Star comment: A moment to fall silent again and give out thanks

Many will leave their homes and stand with neighbours.

Queen Elizabeth II
Queen Elizabeth II

Covid taught us the power of a collective moment of reflection. Thursday night celebrations of the NHS and key workers was an emotional exercise that helped us connect with others at a difficult time. It also enabled us to show our appreciation for those who’d made considerable sacrifices for the greater good.

We, the general public, were the beneficiaries of the kindness others had shown. From our doorsteps, we were able to offer thanks.

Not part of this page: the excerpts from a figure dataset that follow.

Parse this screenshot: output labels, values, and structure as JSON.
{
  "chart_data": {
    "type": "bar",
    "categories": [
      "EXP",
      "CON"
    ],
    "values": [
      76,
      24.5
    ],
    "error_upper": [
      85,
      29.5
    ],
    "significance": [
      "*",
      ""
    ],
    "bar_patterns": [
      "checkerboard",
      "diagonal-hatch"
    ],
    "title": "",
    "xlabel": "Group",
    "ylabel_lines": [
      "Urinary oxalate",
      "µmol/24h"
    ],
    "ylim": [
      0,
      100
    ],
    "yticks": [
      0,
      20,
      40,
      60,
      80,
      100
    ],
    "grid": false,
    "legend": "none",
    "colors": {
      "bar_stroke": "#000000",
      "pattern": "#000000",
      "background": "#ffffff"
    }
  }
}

Now, at 8pm on Sunday, we are invited take part in a minute’s silence for the Queen. Again, many will leave their homes and stand with neighbours. They will find comfort in the closeness of others and feel warmth that people in their communities feel the same way. They will be grateful for the opportunity to express thanks and enjoy the chance to reflect on the remarkable life of a lady who led our nation through the decades.

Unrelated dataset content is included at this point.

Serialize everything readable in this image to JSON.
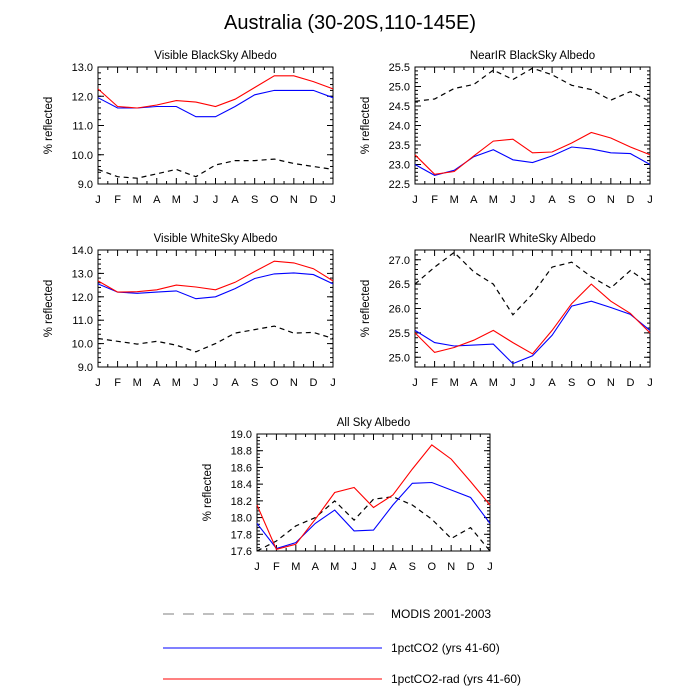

Others will simply sit at home and take a moment to contemplate the importance of the Queen both to the nation and to our own lives. She has been a source of continuity and certainty in a very uncertain world.

Hundreds of thousands will head to London for the funeral on Monday for a very public display of emotion. But Sunday night will offer the chance for the whole nation to remember as one.

We have lost a great figurehead who has brought us together time and again and who has so often reflected the national mood. Through good times and bad, through times of togetherness and times of strife, she has been constant. We will all miss her.

The Dean of Westminster has the unenviable job of officiating the Queen’s funeral. While the world’s eyes will be on him, he is also very conscious that this is also a very personal moment for the Royal Family. And he says he is very aware that the funeral service will bring to the fore all kinds of emotions in us all, saying: “This is an opportunity for us to mourn because we’ve lost someone we held dear and respected”.

Like many funerals we have been to for loved ones, ​especially for those who have had a long and fulsome life, we are likely to feel a mixture of emotions. Monday will be a day to mourn, but it will also be a time to celebrate the Queen and raise a smile as we remember her as a remarkable person.

She lived well and lived long, bringing great joy to people around the world and providing stability for the people she led. We can be thankful for her.